The report's most alarming revelation is the near-total lack of accountability. "A salient observation based on the data is that little or next to no action has been taken against individuals making hate speeches targeting Muslims or Christians," state Engineer, Dabhade, and Padalkar. Out of 65 anti-Muslim speeches, state action was initiated in only 11 cases – and even then, often without meaningful follow-through.
CSSS categorizes state responses into three types. First, speeches critical of BJP policies or Hindu icons are swiftly labeled hate speech and prosecuted, despite not meeting legal thresholds. Examples include a Bihar JDU MLA's academic comments on Aurangzeb (no action taken despite BJP demands) and a Maharashtra man's WhatsApp post on Shivaji Maharaj (FIR under BNS Sections 299, 356(2), and 352).
Second, the bulk of documented speeches – inciting enmity against Muslims via terms like "love jihad," "land jihad," or calls for economic boycotts – faced zero repercussions. High-profile examples include Yogi Adityanath likening mosque surveys to "surgery on a wound" (Uttar Pradesh), Nitesh Rane urging Hindus to boycott uncertified Muslim mutton shops and demanding a ban on Tablighi Jamaat's Ijtema as a "terrorist organization," and Himanta Biswa Sarma warning of a "hidden conspiracy" by Bangladeshi migrants to make Assamese a minority.
Third, all four speeches targeting Hindus (e.g., vulgar remarks on Hindu symbols by Tamil Nadu's K. Ponmudy or Baba Ramdev's "sharbat jihad" comment) led to FIRs, court interventions, or apologies. In one case, Madhya Pradesh Tribal Affairs Minister Kanwar Vijay Shah's derogatory remark against a Muslim officer prompted Supreme Court oversight and an SIT probe.
The authors critique this disparity as evidence of systemic bias: "These speeches reproduce and reinforce long-standing Islamophobic tropes... framing Muslims as a monolithic and perpetual threat to Hindus and, by extension, to the Indian nation-state."
Engineer, Dabhade, and Padalkar caution against complacency, noting that hate speech's real toll – eroding social cohesion and justifying exclusion – transcends raw numbers. They highlight how narratives vilifying Mughal history or alleging Muslim disloyalty erase India's pluralistic heritage and rationalize surveillance.

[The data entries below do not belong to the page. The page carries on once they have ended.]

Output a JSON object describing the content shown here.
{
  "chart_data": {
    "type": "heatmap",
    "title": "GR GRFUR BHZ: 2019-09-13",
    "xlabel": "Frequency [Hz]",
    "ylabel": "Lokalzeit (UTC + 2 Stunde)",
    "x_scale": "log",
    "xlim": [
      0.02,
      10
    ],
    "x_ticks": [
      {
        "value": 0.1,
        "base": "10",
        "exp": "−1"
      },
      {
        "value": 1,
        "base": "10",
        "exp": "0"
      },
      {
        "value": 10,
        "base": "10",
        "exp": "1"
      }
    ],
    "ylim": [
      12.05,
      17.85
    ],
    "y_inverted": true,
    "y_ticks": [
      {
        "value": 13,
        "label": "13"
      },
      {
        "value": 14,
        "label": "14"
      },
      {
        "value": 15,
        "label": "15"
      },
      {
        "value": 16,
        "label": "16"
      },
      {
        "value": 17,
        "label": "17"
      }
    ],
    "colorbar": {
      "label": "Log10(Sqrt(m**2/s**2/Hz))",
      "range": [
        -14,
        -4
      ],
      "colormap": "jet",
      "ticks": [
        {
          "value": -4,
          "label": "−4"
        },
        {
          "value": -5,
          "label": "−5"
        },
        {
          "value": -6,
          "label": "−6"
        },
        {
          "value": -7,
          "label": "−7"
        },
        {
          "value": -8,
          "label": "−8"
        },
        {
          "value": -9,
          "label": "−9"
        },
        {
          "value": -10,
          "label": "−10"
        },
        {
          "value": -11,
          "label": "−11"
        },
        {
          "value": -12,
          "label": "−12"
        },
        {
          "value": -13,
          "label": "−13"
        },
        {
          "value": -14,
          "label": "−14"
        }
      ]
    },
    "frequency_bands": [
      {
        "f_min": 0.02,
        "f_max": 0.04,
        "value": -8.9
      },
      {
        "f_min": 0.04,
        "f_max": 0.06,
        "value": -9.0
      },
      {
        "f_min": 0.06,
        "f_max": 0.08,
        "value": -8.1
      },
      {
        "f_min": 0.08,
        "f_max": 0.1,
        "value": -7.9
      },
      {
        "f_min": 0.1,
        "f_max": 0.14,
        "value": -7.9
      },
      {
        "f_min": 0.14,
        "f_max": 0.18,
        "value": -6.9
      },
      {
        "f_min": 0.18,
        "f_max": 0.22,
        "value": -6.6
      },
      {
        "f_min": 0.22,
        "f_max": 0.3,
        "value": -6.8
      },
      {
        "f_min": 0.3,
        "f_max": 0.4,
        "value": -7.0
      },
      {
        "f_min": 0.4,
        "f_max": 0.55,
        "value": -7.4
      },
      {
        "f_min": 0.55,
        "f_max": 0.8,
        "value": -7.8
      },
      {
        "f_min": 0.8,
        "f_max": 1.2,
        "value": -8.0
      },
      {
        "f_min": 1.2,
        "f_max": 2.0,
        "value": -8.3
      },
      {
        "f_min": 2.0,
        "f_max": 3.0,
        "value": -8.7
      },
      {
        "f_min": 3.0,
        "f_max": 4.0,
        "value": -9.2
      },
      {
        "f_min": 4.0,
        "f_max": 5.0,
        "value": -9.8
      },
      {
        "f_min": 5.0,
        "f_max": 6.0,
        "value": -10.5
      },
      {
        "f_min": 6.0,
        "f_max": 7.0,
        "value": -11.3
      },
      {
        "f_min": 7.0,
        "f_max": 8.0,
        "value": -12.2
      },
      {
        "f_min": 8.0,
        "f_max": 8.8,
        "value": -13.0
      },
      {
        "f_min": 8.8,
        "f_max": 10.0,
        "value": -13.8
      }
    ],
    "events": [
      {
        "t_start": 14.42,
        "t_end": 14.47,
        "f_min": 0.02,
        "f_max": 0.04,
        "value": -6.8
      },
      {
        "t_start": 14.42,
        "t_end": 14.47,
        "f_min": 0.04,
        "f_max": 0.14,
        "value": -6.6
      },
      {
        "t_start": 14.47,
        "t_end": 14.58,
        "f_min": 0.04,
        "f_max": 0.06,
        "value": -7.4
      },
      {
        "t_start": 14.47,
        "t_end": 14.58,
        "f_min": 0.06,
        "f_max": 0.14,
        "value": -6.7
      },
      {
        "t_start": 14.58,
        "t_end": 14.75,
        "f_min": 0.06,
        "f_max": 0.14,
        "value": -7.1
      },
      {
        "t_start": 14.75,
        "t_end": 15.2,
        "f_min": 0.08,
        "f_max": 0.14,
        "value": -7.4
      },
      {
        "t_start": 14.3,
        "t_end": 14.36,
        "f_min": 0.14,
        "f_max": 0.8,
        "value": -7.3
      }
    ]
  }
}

The report urges stricter enforcement of BNS provisions and expanded monitoring beyond print media to capture social media and vernacular sources. "The apparent reduction must be understood in light of the specific methodological framework adopted by CSSS," they conclude, calling for civil society and media to amplify underrepresented voices.
CSSS, a Mumbai-based think tank, has tracked hate speech annually since 2014.